The latest monthly index survey found 58 percent expect their year-over-year sales to grow in 2014, while 19 percent expect sales to shrink and 23 expect no change.
Although 25 percent expect their sales to rise more than 5 percent, the average across the state is for 1.4 percent growth. Ten percent project a more than 5 percent drop.
The predictions followed a slow January in which many retailers saw sales decrease.
“We’re still experiencing the adverse effects of a severe winter,” said James P. Hallan, MRA president and CEO. “January provided no respite from the subzero cold and snow that have chilled shopping — or from a still-sluggish economy that makes consumers more cautious.”
The January survey showed 30 percent of retailers increased sales over the same month last year, while 46 percent recorded declines and 24 percent reported no change. The results create a seasonally adjusted performance index of 42.5, down from 50.5 in December. A year ago January, the index was at 57.9.
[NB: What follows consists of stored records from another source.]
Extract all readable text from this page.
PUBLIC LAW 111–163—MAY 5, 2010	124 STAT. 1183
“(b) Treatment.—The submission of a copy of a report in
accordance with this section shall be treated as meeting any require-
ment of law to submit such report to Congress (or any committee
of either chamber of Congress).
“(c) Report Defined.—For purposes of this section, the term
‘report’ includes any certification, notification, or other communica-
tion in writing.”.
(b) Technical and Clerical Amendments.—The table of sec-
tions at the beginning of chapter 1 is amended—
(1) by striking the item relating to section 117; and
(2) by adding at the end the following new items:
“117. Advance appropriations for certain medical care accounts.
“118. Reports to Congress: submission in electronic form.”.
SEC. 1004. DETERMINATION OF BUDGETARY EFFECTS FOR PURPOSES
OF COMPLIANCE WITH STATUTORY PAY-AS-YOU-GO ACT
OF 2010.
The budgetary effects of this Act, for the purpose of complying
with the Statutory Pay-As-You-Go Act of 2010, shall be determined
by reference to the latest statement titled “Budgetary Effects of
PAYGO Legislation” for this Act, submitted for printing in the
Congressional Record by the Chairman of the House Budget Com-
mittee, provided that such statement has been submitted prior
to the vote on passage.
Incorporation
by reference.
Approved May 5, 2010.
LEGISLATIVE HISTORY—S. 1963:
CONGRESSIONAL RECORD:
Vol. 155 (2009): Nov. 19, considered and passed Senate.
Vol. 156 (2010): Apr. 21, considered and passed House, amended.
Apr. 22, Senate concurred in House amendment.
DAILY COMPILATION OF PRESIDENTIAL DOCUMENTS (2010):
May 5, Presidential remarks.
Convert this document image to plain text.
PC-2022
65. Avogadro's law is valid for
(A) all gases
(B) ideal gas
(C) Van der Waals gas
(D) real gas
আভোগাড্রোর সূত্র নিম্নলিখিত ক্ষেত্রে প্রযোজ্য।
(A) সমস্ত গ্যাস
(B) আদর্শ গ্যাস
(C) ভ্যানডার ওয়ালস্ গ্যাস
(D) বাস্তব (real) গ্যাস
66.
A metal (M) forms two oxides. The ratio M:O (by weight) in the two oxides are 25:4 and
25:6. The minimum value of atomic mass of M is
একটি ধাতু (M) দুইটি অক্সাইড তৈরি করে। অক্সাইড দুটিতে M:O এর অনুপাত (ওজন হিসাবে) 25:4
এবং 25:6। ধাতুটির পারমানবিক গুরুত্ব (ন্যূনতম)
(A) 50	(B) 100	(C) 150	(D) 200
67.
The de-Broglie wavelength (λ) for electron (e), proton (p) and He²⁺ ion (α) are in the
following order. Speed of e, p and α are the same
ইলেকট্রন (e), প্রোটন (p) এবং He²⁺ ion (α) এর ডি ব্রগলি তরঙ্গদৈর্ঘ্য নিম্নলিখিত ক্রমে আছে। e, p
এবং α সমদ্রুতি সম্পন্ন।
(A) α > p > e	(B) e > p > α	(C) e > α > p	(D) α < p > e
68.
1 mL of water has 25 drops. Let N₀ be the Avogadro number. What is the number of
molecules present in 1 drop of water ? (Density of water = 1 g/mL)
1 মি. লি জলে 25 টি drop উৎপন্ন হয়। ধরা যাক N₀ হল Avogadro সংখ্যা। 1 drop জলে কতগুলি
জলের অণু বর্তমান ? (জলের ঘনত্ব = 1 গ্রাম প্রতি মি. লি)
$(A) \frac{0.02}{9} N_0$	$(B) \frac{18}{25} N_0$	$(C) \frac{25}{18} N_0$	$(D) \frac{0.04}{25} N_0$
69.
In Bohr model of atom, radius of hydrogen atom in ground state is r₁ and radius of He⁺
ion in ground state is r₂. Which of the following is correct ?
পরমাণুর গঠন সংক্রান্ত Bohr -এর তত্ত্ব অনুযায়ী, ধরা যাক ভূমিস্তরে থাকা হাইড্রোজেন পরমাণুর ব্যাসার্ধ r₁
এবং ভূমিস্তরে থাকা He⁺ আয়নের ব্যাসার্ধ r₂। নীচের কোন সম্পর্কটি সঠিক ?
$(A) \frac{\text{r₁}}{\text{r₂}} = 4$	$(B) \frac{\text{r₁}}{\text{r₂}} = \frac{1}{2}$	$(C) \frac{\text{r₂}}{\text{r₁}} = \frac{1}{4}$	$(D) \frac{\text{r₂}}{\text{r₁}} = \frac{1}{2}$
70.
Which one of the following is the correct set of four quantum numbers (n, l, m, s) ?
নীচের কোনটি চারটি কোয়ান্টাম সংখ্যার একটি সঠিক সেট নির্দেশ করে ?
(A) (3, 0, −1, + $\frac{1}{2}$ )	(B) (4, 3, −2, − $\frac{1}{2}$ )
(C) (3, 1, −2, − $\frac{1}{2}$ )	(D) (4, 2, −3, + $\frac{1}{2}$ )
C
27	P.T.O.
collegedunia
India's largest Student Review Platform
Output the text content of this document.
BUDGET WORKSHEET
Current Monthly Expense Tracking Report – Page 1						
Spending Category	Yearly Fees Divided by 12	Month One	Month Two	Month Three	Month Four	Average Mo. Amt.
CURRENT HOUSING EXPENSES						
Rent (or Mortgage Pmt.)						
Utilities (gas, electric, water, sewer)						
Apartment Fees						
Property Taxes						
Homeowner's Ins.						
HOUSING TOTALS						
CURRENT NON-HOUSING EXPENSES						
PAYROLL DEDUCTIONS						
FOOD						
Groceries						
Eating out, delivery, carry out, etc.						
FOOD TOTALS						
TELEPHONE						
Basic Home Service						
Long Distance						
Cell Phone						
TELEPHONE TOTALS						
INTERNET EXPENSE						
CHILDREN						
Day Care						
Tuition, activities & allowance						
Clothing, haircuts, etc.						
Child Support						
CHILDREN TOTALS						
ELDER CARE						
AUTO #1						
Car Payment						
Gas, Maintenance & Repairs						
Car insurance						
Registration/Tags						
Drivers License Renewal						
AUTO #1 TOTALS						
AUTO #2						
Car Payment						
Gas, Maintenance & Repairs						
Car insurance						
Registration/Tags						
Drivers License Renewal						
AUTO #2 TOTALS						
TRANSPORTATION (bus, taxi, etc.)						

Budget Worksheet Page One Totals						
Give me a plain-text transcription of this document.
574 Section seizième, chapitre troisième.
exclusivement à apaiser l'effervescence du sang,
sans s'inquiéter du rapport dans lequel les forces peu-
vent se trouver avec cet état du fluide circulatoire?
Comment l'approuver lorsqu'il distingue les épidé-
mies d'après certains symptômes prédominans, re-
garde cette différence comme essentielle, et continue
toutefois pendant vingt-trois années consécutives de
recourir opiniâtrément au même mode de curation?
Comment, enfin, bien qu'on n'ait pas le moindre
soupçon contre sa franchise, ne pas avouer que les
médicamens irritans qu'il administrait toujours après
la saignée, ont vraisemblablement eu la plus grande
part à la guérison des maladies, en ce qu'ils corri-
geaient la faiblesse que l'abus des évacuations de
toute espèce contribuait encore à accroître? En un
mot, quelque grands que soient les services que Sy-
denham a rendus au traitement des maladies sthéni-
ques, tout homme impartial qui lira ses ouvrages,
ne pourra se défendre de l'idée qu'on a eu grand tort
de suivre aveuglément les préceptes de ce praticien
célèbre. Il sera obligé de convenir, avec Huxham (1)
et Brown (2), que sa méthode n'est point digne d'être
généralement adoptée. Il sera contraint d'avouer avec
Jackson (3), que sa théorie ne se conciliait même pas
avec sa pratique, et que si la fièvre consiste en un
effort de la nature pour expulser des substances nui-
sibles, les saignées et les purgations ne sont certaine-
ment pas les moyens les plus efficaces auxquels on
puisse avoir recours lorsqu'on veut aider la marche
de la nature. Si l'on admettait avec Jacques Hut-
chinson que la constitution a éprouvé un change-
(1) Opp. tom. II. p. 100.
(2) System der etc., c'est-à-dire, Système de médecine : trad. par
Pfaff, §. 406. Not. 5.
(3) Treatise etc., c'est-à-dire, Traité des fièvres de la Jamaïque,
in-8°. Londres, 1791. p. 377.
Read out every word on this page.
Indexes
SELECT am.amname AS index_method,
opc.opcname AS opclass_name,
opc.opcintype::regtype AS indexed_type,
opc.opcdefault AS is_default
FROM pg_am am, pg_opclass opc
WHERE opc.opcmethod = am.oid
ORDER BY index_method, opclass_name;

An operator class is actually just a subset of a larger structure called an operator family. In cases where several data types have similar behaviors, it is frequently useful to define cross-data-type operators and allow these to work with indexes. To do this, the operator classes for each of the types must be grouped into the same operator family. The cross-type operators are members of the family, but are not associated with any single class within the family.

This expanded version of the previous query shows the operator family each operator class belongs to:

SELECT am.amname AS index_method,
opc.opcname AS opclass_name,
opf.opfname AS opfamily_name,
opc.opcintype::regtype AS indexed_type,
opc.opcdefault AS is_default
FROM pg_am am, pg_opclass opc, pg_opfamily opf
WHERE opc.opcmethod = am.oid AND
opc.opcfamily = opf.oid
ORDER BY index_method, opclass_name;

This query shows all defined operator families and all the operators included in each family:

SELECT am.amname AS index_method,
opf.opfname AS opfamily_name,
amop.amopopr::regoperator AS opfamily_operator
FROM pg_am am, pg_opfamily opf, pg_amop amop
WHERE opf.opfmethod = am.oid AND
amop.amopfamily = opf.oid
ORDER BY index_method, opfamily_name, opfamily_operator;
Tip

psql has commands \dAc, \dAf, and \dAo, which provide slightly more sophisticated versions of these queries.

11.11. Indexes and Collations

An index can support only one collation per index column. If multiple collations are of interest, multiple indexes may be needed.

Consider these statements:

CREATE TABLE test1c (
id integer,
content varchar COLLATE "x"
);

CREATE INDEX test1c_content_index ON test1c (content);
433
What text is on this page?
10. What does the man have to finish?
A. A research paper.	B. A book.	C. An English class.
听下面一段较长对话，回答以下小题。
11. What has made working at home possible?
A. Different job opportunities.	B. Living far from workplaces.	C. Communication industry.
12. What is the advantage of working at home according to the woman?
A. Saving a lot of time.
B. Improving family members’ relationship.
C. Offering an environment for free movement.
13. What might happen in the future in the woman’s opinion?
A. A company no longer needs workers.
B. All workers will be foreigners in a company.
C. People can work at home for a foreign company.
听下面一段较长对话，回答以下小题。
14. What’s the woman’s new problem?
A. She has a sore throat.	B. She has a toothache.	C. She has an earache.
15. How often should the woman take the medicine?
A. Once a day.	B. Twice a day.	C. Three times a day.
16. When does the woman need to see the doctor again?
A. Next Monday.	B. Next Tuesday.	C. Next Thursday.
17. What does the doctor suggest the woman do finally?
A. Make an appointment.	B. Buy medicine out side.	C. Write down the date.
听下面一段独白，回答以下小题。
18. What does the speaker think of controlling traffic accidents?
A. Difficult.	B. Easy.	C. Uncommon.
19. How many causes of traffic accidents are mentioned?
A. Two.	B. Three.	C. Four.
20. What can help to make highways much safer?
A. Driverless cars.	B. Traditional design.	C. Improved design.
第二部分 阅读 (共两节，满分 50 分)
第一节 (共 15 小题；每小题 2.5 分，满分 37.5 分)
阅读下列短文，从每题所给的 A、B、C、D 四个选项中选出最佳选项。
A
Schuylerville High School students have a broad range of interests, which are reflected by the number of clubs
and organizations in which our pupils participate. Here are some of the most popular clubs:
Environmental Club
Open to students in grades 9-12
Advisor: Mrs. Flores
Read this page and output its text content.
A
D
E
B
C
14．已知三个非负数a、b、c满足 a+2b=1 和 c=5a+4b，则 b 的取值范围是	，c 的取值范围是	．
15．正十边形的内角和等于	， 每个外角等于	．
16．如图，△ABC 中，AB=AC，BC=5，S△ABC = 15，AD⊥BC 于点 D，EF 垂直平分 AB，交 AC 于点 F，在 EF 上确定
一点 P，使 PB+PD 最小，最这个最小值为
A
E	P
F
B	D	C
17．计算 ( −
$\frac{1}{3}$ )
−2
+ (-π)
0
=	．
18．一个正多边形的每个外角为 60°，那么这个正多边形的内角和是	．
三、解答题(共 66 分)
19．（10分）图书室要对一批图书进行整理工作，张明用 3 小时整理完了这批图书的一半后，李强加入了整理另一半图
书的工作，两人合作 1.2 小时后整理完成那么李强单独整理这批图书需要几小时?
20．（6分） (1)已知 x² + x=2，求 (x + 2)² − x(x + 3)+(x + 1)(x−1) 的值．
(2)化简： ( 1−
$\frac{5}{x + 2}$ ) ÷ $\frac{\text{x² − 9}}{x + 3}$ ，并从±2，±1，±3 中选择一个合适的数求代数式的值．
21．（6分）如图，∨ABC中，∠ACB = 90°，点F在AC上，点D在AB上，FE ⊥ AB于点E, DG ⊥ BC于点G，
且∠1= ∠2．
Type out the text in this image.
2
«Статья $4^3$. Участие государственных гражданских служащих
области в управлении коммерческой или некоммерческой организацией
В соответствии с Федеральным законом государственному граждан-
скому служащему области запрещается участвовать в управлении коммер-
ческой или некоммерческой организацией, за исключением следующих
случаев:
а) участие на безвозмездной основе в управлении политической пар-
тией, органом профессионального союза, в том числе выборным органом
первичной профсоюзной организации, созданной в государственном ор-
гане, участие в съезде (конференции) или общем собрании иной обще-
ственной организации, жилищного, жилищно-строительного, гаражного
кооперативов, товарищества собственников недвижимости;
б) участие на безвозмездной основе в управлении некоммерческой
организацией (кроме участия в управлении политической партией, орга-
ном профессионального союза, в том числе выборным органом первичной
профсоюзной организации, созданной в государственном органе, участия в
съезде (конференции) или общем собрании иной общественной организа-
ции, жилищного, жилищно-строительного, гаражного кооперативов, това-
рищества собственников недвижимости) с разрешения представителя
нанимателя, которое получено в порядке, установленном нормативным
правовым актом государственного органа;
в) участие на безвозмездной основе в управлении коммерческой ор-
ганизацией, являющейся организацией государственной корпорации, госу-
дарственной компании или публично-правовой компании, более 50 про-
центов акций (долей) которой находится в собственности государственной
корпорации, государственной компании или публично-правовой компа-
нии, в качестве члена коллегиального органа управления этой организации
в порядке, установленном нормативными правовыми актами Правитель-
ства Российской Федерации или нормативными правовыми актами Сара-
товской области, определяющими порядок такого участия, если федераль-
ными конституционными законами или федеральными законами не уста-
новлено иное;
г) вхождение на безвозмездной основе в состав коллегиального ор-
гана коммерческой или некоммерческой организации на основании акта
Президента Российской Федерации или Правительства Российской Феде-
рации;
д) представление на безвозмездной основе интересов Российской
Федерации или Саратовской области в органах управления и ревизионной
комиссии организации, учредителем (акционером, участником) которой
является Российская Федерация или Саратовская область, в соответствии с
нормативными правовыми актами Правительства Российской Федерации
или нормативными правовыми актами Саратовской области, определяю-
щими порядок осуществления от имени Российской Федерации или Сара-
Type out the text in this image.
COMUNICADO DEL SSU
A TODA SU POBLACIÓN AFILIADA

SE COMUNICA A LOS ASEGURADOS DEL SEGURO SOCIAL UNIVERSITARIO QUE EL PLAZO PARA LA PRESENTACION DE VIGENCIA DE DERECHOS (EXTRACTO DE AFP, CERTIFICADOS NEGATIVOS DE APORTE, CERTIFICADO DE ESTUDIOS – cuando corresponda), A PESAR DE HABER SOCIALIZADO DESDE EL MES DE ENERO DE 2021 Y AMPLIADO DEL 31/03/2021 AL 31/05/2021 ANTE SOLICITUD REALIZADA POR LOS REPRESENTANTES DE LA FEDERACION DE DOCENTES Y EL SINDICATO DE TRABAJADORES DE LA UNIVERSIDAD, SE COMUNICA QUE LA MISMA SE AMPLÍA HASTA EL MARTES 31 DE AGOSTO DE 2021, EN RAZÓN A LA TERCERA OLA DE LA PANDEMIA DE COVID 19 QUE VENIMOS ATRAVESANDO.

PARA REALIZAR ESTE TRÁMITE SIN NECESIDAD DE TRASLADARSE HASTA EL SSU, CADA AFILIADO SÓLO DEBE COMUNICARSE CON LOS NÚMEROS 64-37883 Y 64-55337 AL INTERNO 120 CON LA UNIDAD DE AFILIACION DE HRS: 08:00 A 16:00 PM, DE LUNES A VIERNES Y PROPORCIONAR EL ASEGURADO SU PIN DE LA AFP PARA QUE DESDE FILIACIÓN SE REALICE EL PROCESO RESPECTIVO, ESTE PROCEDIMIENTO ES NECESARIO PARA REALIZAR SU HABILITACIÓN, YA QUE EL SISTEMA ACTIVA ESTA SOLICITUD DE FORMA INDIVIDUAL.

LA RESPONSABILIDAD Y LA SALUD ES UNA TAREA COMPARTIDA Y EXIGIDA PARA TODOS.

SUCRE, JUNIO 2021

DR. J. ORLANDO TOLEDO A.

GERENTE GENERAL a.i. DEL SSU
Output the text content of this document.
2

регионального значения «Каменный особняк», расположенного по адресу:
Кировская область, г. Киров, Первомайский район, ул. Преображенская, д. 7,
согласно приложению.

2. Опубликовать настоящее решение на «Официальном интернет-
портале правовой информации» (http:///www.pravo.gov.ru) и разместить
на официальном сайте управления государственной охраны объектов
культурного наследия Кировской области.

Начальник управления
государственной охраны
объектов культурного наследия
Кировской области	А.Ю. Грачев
The 100-point Michigan Retail Index gauges the performance of the state’s overall retail industry, based on monthly surveys conducted by MRA and the Federal Reserve. Index values above 50 generally indicate positive activity; the higher the number, the stronger the activity.
Looking forward, 45 percent of retailers expect sales during February-April to increase over the same period last year, while 20 percent project a decrease and 35 percent no change. That puts the seasonally adjusted outlook index at 58.5, down from 63.3 in December. A year ago January, it was 74.7.